Still, given Detroit's long decline from its heyday in the 1950s and 1960s, some are wondering whether the turnaround is a momentary blip or a sustainable change.

Rising oil prices could topple the economy into another recession. Upcoming United Auto Workers union talks could turn into a fight by workers to regain benefits lost during the U.S. industry's restructuring. Foreign automakers, especially Toyota Motor Corp. and Honda Motor Co., could recapture their verve and attack the market with new models and attractive pricing. The Detroit three could revert to bad habits and start producing more cars than can be reasonably sold.

"We have concerns," said Rebecca Lindland, an automotive analyst at IHS Global Insight. "There is just so much competition in the marketplace, especially from fast-growing companies like Hyundai and Kia. And this fall the negotiations with the UAW could be very contentious. The workers are going to want some of those profits."

But executives from the domestic companies, their overseas rivals and industry analysts say that the auto world has changed in the last two years and that American automakers will be much stronger competitors.

"We have never seen such dramatic change in such a short period of time," Cole said.

One difference from years past is that the corporate chiefs of the U.S. automakers speak with seemingly one voice when it comes to operating tightly run businesses.

Ford CEO Alan Mulally, GM North America President Mark Reuss and Chrysler's Marchionne all promise not to fall back into the trap of making too many cars and then slapping huge discounts on the vehicles to move metal off dealer lots.

"This has been the heart of the problem in Detroit," said Marchionne, who also heads up Fiat, the Italian auto company.

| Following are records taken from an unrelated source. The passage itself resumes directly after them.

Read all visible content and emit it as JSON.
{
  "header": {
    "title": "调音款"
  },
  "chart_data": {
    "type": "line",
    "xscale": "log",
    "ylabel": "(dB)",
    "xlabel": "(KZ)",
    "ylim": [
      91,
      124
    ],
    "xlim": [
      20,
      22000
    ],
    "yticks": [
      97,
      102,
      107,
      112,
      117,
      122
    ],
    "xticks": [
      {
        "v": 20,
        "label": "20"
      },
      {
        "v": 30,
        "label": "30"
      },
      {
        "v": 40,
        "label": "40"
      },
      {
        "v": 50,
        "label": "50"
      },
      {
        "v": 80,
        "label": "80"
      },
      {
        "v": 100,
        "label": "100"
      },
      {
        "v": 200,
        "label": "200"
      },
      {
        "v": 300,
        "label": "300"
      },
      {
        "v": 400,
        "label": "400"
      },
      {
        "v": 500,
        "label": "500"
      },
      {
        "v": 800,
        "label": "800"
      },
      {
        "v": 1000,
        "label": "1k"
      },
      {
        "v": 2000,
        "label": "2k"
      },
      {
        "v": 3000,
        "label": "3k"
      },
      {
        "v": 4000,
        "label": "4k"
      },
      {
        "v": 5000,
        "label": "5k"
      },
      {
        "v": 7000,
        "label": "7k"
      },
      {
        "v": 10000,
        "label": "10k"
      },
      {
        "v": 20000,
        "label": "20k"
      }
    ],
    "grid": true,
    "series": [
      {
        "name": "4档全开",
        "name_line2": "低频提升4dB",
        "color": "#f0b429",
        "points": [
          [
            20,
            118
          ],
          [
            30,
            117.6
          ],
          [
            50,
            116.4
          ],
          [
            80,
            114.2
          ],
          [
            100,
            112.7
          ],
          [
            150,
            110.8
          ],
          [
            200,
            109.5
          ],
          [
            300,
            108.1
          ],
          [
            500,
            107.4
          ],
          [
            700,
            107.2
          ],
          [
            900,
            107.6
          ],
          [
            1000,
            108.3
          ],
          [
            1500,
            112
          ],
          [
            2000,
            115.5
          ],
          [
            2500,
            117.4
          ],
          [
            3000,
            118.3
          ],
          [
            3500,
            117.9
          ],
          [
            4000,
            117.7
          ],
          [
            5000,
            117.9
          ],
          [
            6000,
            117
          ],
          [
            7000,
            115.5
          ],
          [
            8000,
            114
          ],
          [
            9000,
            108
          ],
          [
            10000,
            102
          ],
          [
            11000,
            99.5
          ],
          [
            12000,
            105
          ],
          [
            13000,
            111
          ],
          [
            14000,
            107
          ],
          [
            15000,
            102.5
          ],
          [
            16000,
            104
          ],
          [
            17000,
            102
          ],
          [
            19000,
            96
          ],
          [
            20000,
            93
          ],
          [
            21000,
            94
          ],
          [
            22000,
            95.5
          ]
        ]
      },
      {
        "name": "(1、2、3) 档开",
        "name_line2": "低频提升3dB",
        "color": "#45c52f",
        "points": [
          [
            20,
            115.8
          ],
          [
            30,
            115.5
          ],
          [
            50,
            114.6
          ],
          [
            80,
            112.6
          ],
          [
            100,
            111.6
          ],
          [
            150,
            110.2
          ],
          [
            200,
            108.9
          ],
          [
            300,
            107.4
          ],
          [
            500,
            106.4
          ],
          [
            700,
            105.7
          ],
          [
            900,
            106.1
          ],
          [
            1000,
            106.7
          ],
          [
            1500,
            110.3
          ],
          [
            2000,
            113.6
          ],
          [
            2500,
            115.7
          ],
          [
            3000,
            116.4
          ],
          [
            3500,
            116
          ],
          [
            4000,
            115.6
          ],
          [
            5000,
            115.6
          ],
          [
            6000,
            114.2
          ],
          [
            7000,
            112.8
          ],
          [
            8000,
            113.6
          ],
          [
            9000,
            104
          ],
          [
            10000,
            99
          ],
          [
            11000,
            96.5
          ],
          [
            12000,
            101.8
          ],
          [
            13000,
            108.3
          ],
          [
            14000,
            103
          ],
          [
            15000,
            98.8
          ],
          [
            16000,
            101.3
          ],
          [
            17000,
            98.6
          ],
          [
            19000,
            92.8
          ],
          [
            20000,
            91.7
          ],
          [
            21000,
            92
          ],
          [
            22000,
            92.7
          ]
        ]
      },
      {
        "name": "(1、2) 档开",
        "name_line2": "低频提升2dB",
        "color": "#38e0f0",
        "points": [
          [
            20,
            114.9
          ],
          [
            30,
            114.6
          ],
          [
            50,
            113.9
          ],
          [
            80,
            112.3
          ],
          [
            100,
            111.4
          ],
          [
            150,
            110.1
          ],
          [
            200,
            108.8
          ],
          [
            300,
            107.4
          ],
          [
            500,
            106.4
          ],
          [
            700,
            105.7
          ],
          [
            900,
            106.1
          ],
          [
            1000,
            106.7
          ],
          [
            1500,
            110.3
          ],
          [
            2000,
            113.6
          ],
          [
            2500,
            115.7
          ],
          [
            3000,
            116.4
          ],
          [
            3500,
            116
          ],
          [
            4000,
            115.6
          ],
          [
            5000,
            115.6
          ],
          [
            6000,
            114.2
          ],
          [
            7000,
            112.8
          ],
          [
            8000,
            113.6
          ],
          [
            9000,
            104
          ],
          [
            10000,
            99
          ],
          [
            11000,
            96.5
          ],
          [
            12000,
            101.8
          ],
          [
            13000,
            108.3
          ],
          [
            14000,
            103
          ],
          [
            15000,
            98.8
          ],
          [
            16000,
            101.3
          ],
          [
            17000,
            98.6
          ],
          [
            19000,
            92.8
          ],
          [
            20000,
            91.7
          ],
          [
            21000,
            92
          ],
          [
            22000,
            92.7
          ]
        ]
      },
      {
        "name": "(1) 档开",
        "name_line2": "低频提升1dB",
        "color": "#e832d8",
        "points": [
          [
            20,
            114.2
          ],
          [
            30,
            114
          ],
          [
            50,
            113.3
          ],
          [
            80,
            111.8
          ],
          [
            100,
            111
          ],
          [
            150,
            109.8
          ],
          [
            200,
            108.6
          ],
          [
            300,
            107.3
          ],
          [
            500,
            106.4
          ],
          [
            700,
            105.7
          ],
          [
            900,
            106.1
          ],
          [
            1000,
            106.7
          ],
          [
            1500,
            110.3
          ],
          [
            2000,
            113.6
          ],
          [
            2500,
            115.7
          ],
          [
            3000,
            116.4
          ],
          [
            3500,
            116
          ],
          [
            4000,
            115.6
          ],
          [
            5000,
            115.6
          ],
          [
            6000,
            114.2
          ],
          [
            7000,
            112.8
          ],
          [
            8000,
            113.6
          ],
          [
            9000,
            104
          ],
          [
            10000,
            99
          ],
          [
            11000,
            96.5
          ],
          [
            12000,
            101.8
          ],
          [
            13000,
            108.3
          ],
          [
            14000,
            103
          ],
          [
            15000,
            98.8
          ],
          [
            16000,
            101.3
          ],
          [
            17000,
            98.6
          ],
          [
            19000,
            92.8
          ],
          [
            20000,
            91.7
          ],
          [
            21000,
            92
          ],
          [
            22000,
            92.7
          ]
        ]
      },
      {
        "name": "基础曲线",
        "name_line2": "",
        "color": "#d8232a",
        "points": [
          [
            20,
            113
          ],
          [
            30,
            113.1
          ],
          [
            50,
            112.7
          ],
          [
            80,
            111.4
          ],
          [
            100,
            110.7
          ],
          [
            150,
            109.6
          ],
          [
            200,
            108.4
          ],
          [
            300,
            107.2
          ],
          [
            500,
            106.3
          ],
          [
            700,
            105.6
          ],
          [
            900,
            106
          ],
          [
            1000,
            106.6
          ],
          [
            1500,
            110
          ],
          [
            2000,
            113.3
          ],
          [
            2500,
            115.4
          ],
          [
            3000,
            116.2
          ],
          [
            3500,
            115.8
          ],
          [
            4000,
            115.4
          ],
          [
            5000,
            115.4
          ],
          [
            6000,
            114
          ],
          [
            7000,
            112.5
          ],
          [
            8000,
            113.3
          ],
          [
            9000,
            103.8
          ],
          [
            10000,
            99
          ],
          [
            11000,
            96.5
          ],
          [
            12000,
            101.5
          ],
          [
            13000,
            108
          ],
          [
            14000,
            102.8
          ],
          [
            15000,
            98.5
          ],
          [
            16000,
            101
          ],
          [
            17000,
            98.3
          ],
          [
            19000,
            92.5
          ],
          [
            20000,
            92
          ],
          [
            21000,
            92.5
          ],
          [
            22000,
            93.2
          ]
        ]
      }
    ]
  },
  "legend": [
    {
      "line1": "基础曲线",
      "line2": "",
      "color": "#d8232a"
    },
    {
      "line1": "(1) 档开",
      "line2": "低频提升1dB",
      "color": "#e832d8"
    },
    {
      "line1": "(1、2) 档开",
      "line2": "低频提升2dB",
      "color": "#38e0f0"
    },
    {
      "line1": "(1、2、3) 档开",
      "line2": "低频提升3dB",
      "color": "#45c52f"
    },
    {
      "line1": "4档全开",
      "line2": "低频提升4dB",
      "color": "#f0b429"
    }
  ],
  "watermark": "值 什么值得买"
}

Mulally said Ford has learned that it has to "deal with the current reality. You have to match production to real demand and accelerate development of new products that people will want to buy."

For Ford that meant going with a plan for massive restructuring to a consortium of banks and borrowing $23.5 billion, he said.

For GM and Chrysler it meant bankruptcy filings and huge bailouts from the federal government. Mulally still describes as "surreal" the experience of going before Congress and urging the federal government to throw lifelines to his competitors, but says it was the only way to ensure the U.S. industry's survival.

Such measures allowed the Detroit three to cut employment, slash health expenses, rewrite union contracts, winnow out surplus factories and trim the cost of building a vehicle by several thousand dollars. GM and Chrysler reduced billions of dollars of debt through their bankruptcy restructurings.

U.S. automakers also gained a competitive advantage from the fall in the dollar's value, which made import brands from Europe and Japan less competitive.

Cole calculates the "all-inclusive labor rate with healthcare and pensions at about $50 an hour in the U.S. and at over $100 an hour in Germany."

The Americans also got a boost from the damage Toyota suffered from its recalls of millions of vehicles over the last 18 months and the nearly $50 million in record fines the automaker paid to federal safety regulators.

"Toyota was the default brand for decades but not anymore. Consumers are looking at everyone again," said Lindland, the IHS analyst. "That creates lots of opportunity" for the American and South Korean automakers.

One measure of success of the restructuring would be the durability of the American companies in the face of economic and global shocks that are out of their control, such as spiraling oil prices or another recession.